Navy ships are the definition of a self-contained environment. Naval carriers, though, are the definition of an isolated village in the middle of nowhere. Holding anywhere from 3,600 to 5,000 members at a given time an aircraft carrier would be the perfect environment to test the spread of disease, and the reactions society on a small-scale would have. Colds, flu’s, respiratory infections, diarrhea, vomits, stress-induced heart attacks, pneumonia, and yet, none of these are as dreaded as Gastroenteritis, which is the combination of uncontrollable diarrhea, vomits, pain, and fever (affectionately known as the double-dragon) which affects a portion of the ship’s population every deployment. Absolutely no sailor would ever want to get it and none wish it upon their worst enemies. But, what is it that makes the double-dragon the scariest part of serving aboard a ship? It’s the fact that Gastroenteritis is extremely contagious!

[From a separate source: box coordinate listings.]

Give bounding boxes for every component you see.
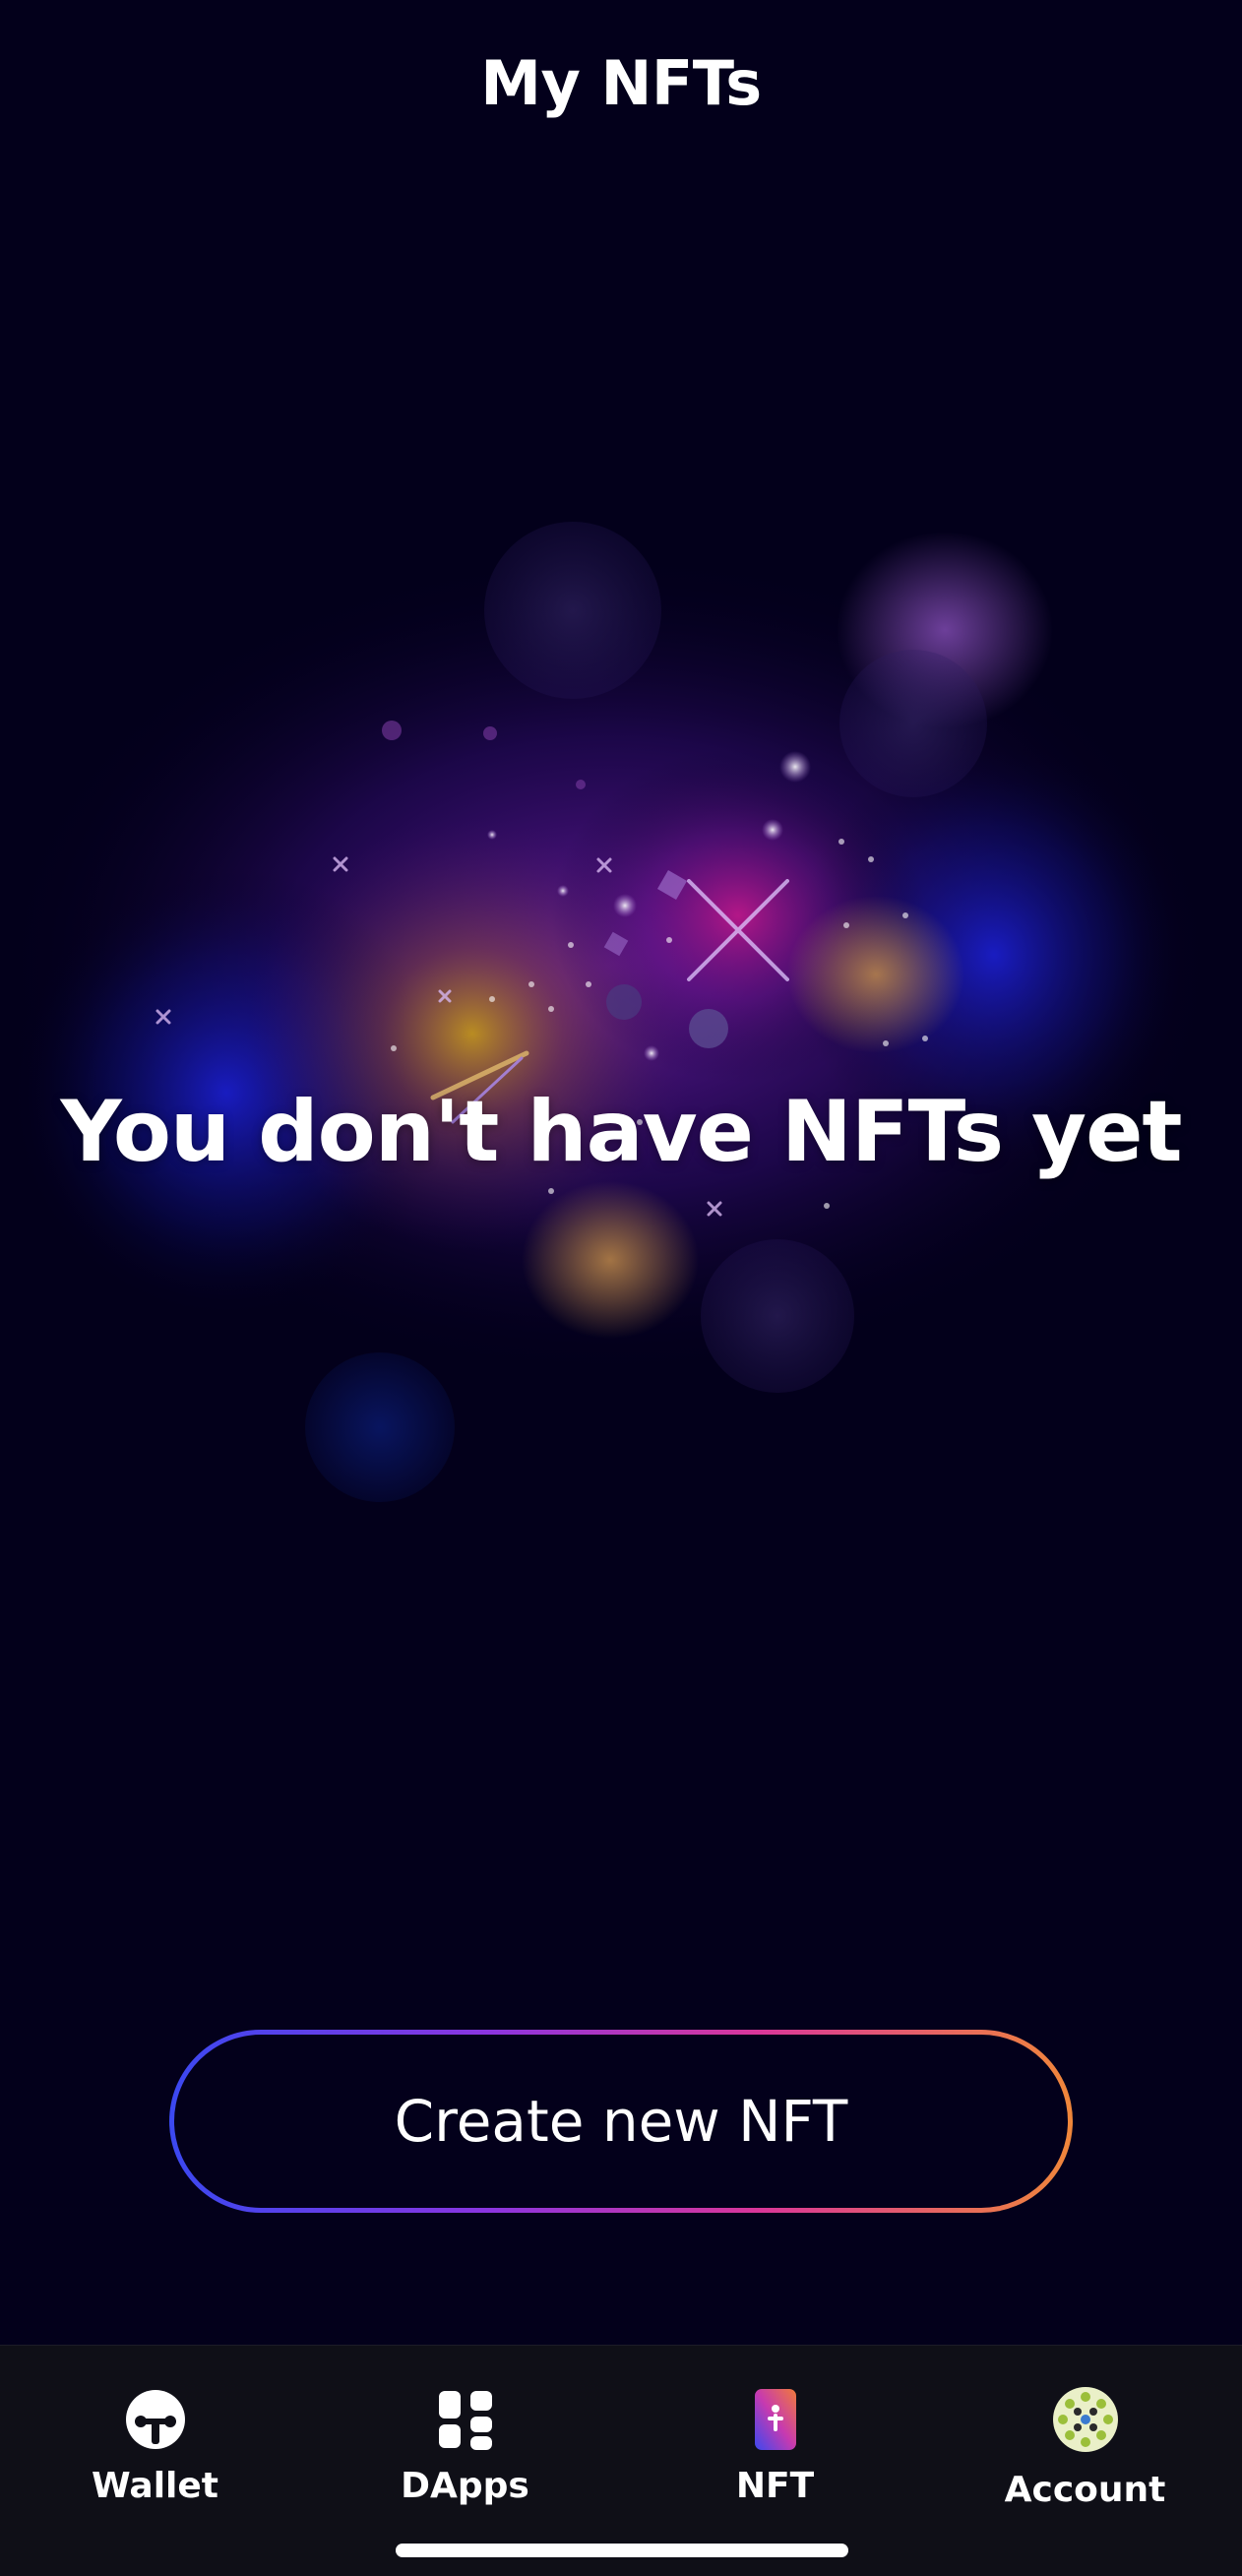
create-nft-button[interactable]: Create new NFT [169,2030,1073,2213]
bottom-nav: Wallet DApps NFT Account [0,2345,1242,2576]
nav-item-nft[interactable]: NFT [620,2346,930,2543]
dapps-grid-icon [438,2391,492,2450]
empty-state-message: You don't have NFTs yet [60,1083,1182,1181]
create-nft-button-label: Create new NFT [174,2035,1068,2208]
galaxy-illustration [0,522,1220,1502]
home-indicator [396,2544,848,2557]
nav-item-dapps[interactable]: DApps [310,2346,620,2543]
nav-item-wallet[interactable]: Wallet [0,2346,310,2543]
nav-label-wallet: Wallet [91,2466,219,2506]
nav-label-account: Account [1004,2470,1166,2510]
nft-screen: My NFTs You don't have NFTs yet Create n… [0,0,1242,2576]
nav-label-dapps: DApps [401,2466,529,2506]
wallet-shield-icon [125,2390,185,2449]
orb-top [484,522,661,699]
nft-card-icon [754,2389,796,2450]
nav-label-nft: NFT [735,2466,815,2506]
page-title: My NFTs [480,47,762,119]
account-avatar-icon [1052,2387,1118,2452]
nav-item-account[interactable]: Account [930,2346,1240,2543]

I’ve spoken in the past about how easily becoming sick is while aboard a ship. Recently I had the displeasure of witnessing my entire berthing being incapacitated for a single day. This event was a terrible reminder of how vulnerable sailors are when exposed to close proximity environments. Even though we sailors are out here protecting the interests of the country and the president, the most diminutive of threats (bacteria) can still topple us down. This becomes even more terrifying for the healthy sailors as they see the number of members affected starts rising uncontrollably. Afterward, the realization that you yourself might become the next victim becomes an inevitable possibility. What happened next was the material from which nightmares are crafted.
The heads (bathrooms) were packed with sailors who were on the floor crying because they couldn’t stop puking and vomiting on themselves. Toilets, floors, sinks were covered in half-digested food and bile from those sailors who didn’t have anything left in their stomachs. Medical emergencies were being called throughout the ship as some sailors were evacuated from their berthing from dehydration and malnourishment. The only “safe” place in the ship (a sailor’s rack) was no longer a comfortable place as the aches and pains of the body took over. Medical was doing their best handing out medicine to sailors who need it and giving sick-in-quarters (SIQ) chits to others, and finally interning into sick bay those who were doing the worst. But, space in the sick bay is limited and only a percentage of the crew is allowed to be SIQ at any given moment. The numbers were too high to help everyone; as such, it fell upon the Leading Petty Officers to give their sailors rest time as their bodies recovered. It was only 24-48 hours, but for some sailors, they felt never ending…
Thankfully, the double-dragon ran its course and once the dust had settled, everyone was back to work like normal. Events like these are rather common in the Navy. It’s not surprising in the least when ships come back to port and everyone’s kids’ start catching the strange variety of diseases the sailors brought back with them. For some civilians, this might seem a bit disgusting, but for sailors, it’s just a part of normal life. Surviving in the Navy is similar to surviving in a quarantine zone, the only hope you have is catching the non-lethal variety of whatever is in the air.
Disclaimer: The content in this article is the opinion of the writer and does not necessarily reflect the policies or opinions of US Patriot Tactical.